This document is an excerpt from the EUR-Lex website
Document 62003CJ0519
Summary of the Judgment
Summary of the Judgment
1. Actions for failure to fulfil obligations – Period allowed to the Member State in the reasoned opinion – Default subsequently remedied – Interest in pursuing the action
(Art. 226 EC)
2. Actions for failure to fulfil obligations – Pre-litigation procedure – Matters put forward in the reply to the reasoned opinion – Not taken into account in the application – No infringement of the right to a fair hearing
(Art. 226 EC)
3. Actions for failure to fulfil obligations – Examination of the merits by the Court – Absence of adverse effects of alleged failure – Irrelevant
(Art. 226 EC)
4. Social policy – Male and female workers – Access to employment and working conditions – Equal treatment – Directive implementing the framework agreement on parental leave – Interruption of parental leave by another period of leave guaranteed by Community law – Consequent reduction in the period of parental leave – Not permissible
(Directive 96/34, Annex, Clause 2(1))
5. Social policy – Male and female workers – Access to employment and working conditions – Equal treatment – Directive implementing the framework agreement on parental leave – Scope ratione personae – Addition by the Member State of conditions not provided for by the directive – Not permissible
(Directive 96/34, Annex, Clause 2(1))
1. The Commission still has an interest in bringing an action under Article 226 EC even when the alleged infringement has been remedied after the expiry of the period prescribed in the reasoned opinion.
(see paras 18-19)
2. A Member State cannot rely on the failure of the Commission to take account of its reply to the reasoned opinion, or on the late transmission of that reply to the General Secretariat of the Commission, in order to justify the plea of inadmissibility which it puts forward against an action. Even assuming that the contentious procedure was opened by a Commission application which took no account of any new matters of fact or law put forward by the Member State concerned in its reply to the reasoned opinion, that State’s right to a fair hearing is not infringed.
(see para. 21)
3. The failure to comply with an obligation imposed by a rule of Community law is itself sufficient to constitute a breach, and the fact that such a failure had no adverse effects is irrelevant. Such a situation has no effect on the existence of the alleged failure to fulfil obligations, but merely on its extent.
(see para. 35)
4. Clause 2(1) of the framework agreement on parental leave, which is set out in the Annex to Directive 96/34 on the framework agreement concluded by UNICE, CEEP and the ETUC, grants men and women workers an individual right to parental leave of at least three months. That period of leave may not be reduced when it is interrupted by another period of leave which pursues a purpose different from that of parental leave, such as maternity leave. A period of leave guaranteed by Community law cannot affect the right to take another period of leave guaranteed by that law. Thus, a Member State fails to fulfil its obligations under that directive where it provides that the right to maternity leave or adoption leave arising during parental leave replaces the latter which must then come to an end, without its being possible for the parent to defer the portion of the parental leave which he or she was unable to take.

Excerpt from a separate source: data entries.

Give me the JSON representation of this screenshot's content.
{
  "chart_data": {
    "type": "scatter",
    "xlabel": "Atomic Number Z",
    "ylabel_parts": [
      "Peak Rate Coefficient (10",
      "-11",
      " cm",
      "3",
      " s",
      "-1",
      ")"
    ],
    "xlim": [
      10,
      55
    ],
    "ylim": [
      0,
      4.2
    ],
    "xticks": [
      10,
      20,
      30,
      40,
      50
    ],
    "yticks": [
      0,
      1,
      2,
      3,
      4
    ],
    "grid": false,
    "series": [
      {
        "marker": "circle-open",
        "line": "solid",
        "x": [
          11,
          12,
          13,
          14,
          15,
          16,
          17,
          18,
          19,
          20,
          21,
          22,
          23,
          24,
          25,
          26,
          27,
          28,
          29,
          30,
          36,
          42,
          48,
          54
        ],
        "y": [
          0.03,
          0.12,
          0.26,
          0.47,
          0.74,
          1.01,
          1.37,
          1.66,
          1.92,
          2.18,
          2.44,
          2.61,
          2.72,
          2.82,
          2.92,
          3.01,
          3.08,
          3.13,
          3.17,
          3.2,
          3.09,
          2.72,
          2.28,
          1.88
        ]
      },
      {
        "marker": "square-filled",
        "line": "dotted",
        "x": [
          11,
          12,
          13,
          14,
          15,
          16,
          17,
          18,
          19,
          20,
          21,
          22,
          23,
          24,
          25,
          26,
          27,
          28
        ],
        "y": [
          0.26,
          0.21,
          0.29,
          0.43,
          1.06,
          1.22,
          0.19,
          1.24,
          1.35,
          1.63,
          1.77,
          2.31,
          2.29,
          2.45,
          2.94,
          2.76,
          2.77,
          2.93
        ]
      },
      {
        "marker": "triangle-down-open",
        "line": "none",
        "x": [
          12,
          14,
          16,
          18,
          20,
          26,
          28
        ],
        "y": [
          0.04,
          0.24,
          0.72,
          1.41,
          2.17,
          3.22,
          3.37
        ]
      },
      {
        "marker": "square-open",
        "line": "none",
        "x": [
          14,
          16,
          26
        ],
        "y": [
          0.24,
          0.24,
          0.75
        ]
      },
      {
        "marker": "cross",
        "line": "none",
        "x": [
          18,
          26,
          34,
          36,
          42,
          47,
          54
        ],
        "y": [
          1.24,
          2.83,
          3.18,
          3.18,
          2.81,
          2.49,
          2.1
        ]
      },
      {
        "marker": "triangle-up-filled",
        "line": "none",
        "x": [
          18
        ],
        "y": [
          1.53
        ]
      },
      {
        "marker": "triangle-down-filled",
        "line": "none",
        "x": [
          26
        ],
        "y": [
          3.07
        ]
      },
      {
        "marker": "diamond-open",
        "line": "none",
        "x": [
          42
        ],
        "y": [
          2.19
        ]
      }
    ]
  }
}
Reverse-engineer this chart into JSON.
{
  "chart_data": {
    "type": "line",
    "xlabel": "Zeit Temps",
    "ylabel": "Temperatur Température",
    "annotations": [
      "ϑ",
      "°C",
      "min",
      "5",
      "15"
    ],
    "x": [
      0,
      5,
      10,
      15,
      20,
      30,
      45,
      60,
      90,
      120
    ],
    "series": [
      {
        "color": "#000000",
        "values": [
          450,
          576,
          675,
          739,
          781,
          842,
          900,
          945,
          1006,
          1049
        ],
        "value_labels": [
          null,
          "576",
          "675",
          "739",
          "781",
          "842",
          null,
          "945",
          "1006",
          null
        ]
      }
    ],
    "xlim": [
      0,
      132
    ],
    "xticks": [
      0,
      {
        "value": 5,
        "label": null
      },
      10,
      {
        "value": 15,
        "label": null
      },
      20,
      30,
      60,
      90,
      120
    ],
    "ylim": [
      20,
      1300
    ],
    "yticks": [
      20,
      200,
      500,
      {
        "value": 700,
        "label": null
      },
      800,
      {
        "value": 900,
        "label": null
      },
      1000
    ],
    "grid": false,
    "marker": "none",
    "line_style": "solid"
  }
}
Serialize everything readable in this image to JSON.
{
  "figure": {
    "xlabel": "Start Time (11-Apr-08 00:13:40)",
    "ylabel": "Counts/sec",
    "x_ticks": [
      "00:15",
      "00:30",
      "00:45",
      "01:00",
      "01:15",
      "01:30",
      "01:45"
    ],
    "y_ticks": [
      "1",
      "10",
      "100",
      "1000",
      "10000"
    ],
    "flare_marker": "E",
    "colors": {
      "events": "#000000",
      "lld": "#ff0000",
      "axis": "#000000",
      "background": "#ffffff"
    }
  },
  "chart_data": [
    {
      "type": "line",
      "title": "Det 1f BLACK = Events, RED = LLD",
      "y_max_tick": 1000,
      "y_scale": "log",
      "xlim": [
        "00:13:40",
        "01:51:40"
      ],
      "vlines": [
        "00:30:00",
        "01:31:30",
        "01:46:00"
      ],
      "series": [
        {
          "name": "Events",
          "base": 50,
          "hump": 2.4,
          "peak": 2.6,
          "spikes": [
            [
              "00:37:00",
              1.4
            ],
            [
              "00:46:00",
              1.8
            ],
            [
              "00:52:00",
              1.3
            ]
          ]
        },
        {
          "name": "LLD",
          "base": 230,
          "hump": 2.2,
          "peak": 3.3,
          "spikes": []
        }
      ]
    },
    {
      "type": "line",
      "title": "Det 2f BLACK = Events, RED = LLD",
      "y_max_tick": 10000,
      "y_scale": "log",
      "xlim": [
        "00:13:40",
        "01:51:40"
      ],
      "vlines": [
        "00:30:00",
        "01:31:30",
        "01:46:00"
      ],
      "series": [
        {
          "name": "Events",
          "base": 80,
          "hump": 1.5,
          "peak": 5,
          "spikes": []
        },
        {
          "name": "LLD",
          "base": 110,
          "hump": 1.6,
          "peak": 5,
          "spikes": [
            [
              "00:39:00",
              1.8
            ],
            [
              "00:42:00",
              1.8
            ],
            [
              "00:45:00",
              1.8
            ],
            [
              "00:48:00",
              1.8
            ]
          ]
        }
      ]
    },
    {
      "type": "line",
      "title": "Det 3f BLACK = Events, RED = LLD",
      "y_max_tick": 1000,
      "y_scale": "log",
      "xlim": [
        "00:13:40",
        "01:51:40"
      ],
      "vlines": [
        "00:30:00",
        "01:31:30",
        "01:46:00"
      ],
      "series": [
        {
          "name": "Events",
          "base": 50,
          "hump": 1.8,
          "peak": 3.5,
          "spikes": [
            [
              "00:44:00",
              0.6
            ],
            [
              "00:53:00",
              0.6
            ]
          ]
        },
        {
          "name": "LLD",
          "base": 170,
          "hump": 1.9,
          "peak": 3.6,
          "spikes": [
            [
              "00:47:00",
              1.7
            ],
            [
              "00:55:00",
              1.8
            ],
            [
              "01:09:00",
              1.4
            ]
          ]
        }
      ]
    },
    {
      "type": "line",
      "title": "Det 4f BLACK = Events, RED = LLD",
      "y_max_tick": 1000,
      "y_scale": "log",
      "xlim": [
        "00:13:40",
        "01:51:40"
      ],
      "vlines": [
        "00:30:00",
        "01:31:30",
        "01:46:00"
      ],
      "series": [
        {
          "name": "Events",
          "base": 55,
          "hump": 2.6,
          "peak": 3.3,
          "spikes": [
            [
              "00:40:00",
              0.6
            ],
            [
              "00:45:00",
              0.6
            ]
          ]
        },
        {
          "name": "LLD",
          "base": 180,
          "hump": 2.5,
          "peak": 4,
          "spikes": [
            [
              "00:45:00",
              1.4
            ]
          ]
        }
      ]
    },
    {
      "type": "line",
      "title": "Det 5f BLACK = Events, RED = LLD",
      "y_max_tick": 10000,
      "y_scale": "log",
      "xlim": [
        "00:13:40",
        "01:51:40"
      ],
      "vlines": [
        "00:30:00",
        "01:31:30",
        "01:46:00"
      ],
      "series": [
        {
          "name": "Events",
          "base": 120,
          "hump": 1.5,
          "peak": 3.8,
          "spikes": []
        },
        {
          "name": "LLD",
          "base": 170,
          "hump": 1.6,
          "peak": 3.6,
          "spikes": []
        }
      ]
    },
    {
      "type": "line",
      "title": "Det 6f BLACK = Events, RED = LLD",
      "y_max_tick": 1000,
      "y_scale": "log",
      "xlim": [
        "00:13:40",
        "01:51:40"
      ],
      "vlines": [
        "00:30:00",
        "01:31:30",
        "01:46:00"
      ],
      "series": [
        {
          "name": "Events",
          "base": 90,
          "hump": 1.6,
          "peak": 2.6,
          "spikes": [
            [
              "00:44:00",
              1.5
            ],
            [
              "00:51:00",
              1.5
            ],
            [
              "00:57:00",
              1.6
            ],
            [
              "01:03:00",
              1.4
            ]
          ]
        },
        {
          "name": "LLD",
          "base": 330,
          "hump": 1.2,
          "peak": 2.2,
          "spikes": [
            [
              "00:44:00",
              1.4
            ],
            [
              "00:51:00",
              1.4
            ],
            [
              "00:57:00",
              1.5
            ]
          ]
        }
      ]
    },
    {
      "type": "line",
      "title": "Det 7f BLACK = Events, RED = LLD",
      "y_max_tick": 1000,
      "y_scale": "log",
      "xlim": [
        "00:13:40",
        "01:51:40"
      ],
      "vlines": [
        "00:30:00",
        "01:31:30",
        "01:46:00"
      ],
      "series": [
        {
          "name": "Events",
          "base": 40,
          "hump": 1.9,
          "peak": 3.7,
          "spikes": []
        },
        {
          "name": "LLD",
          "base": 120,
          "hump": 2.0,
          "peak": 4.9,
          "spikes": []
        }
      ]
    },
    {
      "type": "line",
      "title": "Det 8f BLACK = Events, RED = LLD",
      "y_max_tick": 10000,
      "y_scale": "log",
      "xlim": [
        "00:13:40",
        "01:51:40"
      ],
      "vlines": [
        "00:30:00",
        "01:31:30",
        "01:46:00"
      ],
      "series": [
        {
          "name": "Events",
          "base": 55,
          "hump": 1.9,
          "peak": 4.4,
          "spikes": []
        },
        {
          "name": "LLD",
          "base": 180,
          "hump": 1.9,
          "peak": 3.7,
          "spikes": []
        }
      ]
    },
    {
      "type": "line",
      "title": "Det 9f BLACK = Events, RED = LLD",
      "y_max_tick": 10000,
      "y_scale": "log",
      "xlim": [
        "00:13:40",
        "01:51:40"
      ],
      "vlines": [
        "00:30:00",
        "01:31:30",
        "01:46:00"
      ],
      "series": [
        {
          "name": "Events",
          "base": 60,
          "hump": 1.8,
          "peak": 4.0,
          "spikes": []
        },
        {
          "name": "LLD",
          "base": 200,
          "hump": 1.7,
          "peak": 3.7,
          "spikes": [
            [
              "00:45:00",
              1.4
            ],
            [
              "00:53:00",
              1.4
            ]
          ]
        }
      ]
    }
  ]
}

(see paras 31, 33, 52, operative part 1)
5. The right to parental leave is granted by Directive 96/34 on the framework agreement on parental leave concluded by UNICE, CEEP and the ETUC to all parents having a child below a certain age limit. Since that directive provides that entitlement to parental leave is available during a certain period, until the child has reached the age set by the Member State concerned, the fact that the child was born before or after the time-limit laid down for the transposition of that directive is not relevant in this regard. By limiting the grant of the right to parental leave to parents of children born after the date of transposition of that directive or in respect of whom adoption proceedings were initiated after that date, a Member State adds a condition to the right to parental leave which is not authorised by that directive and therefore fails to fulfil its obligations under that directive.